News CoverageSan Bernardino Sun (San Bernardino, CA)
Supreme Court rules patients who claim their HMOs wouldn't pay for needed medical care cannot sue for big malpractice damages.
by Staff Writers
Jun 21, 2004
How will the Supreme Court's decision affect California's patients?
"Basically what this says is that in California, if a patient is denied care by an HMO and suffers some harm or becomes ill because they didn't receive that care, their only recourse is to sue their HMO in federal court, not state court," said Jerry Flanagan, a spokesman for the Foundation for Taxpayer and Consumer Rights.
The consumer rights group was instrumental in getting California's patient protection law passed in 1999.
Monday's Supreme Court decision weakens that state law, as well as similar laws passed in Texas, Georgia, Washington, Arizona, Maine, Oklahoma, West Virginia, New Jersey, North Carolina and Oregon.
Prior to Monday's Supreme Court decision, what rights did patients have across the nation and in California?
The Supreme Court's decision was the result of two HMO patients out of Texas who were pursuing malpractice or negligence cases against their insurers.
The patients claimed a Texas patient protection law allowed them to.
In 1997, Texas passed a state patient rights law that allowed patients to sue when they are harmed by an HMO. The law was backed by President George Bush, who was governor of Texas at the time.
California's law was passed in 1999.
"We believe this will have a negative effect on California's consumers," said Lynne Randolph, a spokeswoman for California Department of Managed Care, a regulatory agency.

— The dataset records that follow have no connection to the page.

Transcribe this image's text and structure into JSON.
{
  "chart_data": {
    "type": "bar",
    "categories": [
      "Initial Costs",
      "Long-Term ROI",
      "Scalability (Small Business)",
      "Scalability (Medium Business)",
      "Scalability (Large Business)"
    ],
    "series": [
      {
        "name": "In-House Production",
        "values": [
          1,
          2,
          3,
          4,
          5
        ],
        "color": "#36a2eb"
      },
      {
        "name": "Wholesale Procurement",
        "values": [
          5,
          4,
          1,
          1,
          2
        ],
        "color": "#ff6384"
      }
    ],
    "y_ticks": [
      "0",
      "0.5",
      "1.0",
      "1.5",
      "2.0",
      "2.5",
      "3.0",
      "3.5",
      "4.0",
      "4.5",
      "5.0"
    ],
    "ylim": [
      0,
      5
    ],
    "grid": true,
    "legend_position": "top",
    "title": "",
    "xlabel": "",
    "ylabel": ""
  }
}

Though the agency doesn't track malpractice lawsuits, Randolph said there were four cases filed last year.
Since California's law passed, only about a handful of cases have actually been filed, Flanagan said.
He said only about 3 percent of malpractice cases make it to federal court.
How does the Supreme Court decision benefit the HMOs?
The Supreme Court's decision shields HMOs from lawsuits and juries, which are more apt to side with victims and order up multimillion-dollar judgments from insurance companies.
Flanagan said one of two things will occur. First, the decision can be challenged to bring about another law. Or second, the Supreme Court's decision could be clarified to show that it does not pre-empt the state laws.
"With this law now, the silver lining is to finally push Congress to provide a national bill of rights legislation," Flanagan said.
"This is a hot issue and very political."